To help you on your journey through rehab, these are the common experiences that many people have:

  1. Waiting for things to go back to “normal”: most people find themselves checking in everyday and waiting for things to go back to normal. Comparing themselves with how they were before the injury or to other people around them that may have gone through a different experience. But having expectations that you should be further along or you shouldn’t be having pain can trigger stress and frustration.

  2. Pain is not an indicator of outcome: pain itself is not enough of an indicator of outcomes with your rehab, particularly with persistent pain. It’s shifting the expectation that having no pain means you are getting “better”. Outcomes to watch out for are whether your ability to do things increase and your world gets a bit bigger. It may be that you can sit for longer spending time with your friend, go for a longer walk with your dog, go to the shops and come back without paying for it for the next day, or be able to drive that extra 15 minutes to visit your family.

  3. As your world gets bigger you are challenging your thresholds of tolerance: As you improve on your capacity despite pain, you start opening up more activities including, meeting more people, going to new environments which challenges your mental, psychological, physical and social limits. When you’ve have persistent pain and have been rehabbing at home, your world is much smaller. You create a safe bubble with contact with your people, in your space, doing things that you are comfortable with. Making your world bigger can be exhausting and a part of rehab is building up your tolerance across all your limits. Often this will challenge your pain threshold, which is part of moving it further to allow you to engage with more in your life.

  4. Moving back to life including work/school/activities can be daunting: It can challenge your perspective of how you feel about yourself and trigger memories about your injury, particularly if you’ve hurt yourself at work. Sometimes it’s going through the questions people have about your rehab and not feeling validated with your experience as often people won’t understand what you’ve been through. These are common experiences and it’s reminding yourself that it’s challenging in the beginning and overtime you will adapt and become accustomed to your new routine.

  5. Pain can be present through this whole rehab: You are constantly moving the goal post during rehab and you might not realise that when you’re in it.
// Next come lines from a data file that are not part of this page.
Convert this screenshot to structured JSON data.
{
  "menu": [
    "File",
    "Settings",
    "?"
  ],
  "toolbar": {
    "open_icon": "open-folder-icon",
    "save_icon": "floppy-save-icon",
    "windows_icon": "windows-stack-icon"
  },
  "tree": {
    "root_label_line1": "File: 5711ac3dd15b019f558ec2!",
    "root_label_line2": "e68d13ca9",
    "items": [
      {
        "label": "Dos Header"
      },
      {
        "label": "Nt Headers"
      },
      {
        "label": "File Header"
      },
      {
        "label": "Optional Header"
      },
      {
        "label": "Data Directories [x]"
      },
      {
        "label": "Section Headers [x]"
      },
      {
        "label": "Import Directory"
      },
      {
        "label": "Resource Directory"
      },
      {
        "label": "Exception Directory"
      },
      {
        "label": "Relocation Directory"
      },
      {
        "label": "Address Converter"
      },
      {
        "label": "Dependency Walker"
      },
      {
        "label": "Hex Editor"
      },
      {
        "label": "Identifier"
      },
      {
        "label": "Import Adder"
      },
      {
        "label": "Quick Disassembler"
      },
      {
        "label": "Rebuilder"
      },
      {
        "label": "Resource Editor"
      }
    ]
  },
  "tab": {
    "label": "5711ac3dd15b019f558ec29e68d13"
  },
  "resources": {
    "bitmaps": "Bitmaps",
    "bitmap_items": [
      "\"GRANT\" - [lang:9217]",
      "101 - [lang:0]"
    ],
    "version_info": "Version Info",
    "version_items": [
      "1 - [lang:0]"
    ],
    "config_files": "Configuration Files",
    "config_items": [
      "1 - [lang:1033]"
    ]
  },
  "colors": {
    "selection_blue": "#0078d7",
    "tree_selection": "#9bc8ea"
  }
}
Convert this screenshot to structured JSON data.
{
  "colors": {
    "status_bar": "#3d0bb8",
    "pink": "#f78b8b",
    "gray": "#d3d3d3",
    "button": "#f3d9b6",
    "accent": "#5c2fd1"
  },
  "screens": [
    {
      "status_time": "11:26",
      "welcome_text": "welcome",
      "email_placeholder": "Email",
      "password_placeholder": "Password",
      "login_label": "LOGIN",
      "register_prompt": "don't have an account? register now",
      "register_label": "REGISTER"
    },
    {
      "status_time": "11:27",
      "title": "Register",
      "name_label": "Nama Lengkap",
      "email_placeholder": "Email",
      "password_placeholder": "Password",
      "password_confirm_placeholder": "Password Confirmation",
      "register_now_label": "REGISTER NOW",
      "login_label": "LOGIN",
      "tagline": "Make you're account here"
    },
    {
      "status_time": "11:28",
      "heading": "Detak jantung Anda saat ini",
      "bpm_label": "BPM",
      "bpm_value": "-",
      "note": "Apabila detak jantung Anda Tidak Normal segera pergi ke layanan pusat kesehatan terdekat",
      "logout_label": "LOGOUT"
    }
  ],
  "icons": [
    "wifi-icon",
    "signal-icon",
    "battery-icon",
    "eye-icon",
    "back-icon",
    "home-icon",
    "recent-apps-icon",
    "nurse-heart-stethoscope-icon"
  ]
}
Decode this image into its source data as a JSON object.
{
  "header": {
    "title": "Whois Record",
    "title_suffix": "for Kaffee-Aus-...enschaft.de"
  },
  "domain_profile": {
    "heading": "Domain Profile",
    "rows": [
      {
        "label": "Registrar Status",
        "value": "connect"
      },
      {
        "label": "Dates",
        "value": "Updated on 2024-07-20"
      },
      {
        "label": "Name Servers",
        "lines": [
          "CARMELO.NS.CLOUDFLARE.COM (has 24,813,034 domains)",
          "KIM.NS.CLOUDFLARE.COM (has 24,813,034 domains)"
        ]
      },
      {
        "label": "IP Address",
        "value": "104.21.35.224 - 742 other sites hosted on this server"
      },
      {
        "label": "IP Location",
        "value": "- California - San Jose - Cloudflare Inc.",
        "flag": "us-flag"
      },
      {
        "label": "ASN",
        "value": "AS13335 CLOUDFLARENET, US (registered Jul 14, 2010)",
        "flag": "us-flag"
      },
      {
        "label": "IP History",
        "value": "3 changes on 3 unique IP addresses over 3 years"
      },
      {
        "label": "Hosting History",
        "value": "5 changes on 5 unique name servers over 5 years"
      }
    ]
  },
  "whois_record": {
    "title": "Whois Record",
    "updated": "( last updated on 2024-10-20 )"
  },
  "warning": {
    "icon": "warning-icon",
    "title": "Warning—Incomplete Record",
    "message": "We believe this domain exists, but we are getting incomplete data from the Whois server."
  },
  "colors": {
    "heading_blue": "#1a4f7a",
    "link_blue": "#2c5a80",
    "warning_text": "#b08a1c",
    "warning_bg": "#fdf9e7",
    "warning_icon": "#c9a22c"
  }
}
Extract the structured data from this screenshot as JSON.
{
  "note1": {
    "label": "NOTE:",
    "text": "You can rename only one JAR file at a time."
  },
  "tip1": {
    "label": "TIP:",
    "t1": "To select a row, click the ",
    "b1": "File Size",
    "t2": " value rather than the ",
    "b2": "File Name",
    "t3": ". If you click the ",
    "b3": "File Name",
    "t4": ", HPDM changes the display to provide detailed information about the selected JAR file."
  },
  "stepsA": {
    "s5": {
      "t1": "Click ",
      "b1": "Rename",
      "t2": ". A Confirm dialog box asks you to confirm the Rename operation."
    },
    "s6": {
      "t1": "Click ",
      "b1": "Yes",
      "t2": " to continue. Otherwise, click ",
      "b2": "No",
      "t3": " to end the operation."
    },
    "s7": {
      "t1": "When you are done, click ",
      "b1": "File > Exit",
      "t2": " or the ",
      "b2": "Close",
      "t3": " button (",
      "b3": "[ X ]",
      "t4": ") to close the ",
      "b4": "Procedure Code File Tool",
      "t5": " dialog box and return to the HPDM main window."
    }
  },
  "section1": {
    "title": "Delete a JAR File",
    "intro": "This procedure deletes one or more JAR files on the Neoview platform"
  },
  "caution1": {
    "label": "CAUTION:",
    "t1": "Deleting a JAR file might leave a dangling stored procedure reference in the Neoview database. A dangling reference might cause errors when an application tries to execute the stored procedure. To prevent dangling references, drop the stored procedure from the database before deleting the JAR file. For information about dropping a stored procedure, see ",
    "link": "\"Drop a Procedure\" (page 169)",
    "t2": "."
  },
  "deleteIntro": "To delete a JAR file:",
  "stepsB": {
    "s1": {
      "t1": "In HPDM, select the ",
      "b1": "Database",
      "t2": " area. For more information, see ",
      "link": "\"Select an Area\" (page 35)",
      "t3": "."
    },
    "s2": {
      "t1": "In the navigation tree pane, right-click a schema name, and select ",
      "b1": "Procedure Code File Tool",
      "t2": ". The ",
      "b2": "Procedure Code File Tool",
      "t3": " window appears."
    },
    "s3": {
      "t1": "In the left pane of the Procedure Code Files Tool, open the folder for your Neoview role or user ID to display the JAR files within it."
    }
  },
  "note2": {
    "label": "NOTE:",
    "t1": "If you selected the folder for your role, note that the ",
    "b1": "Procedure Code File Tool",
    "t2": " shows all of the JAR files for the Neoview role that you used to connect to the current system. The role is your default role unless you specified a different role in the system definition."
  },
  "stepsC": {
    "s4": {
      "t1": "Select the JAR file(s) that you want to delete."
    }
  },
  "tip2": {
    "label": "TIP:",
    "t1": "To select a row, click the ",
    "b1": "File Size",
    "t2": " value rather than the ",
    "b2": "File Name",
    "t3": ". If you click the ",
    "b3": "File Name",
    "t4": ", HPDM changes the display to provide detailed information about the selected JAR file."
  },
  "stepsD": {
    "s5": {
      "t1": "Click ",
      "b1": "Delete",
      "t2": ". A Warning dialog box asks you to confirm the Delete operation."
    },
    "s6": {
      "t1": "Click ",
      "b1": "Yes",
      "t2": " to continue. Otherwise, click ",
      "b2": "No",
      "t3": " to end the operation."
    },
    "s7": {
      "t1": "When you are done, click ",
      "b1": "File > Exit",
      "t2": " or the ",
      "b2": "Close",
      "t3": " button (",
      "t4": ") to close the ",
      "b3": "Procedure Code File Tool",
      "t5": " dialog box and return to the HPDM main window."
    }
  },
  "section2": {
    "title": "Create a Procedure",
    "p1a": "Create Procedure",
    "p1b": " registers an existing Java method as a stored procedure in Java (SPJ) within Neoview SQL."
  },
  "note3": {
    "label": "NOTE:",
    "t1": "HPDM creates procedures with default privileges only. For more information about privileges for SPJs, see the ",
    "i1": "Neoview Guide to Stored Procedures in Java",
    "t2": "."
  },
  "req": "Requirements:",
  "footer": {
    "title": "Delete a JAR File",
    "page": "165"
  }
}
Moving a goal post means you will always challenge your tolerances and it’s a part of building capacity. So feeling similar pain in the beginning and further down does not mean you have not improved. It’s the outcome of your movement that shows you’ve grown and closer to how you want to live your life.

So having realistic expectations with your pain can help you manage dealing with pain, as you work with building your capacity. Working with your pain physio can help with understanding how to work through your pain as you work towards meaningful goals. As you understand your pain better, you’ll have the confidence to manage and eventually be able to remove the scaffold of rehab and live your most meaningful life.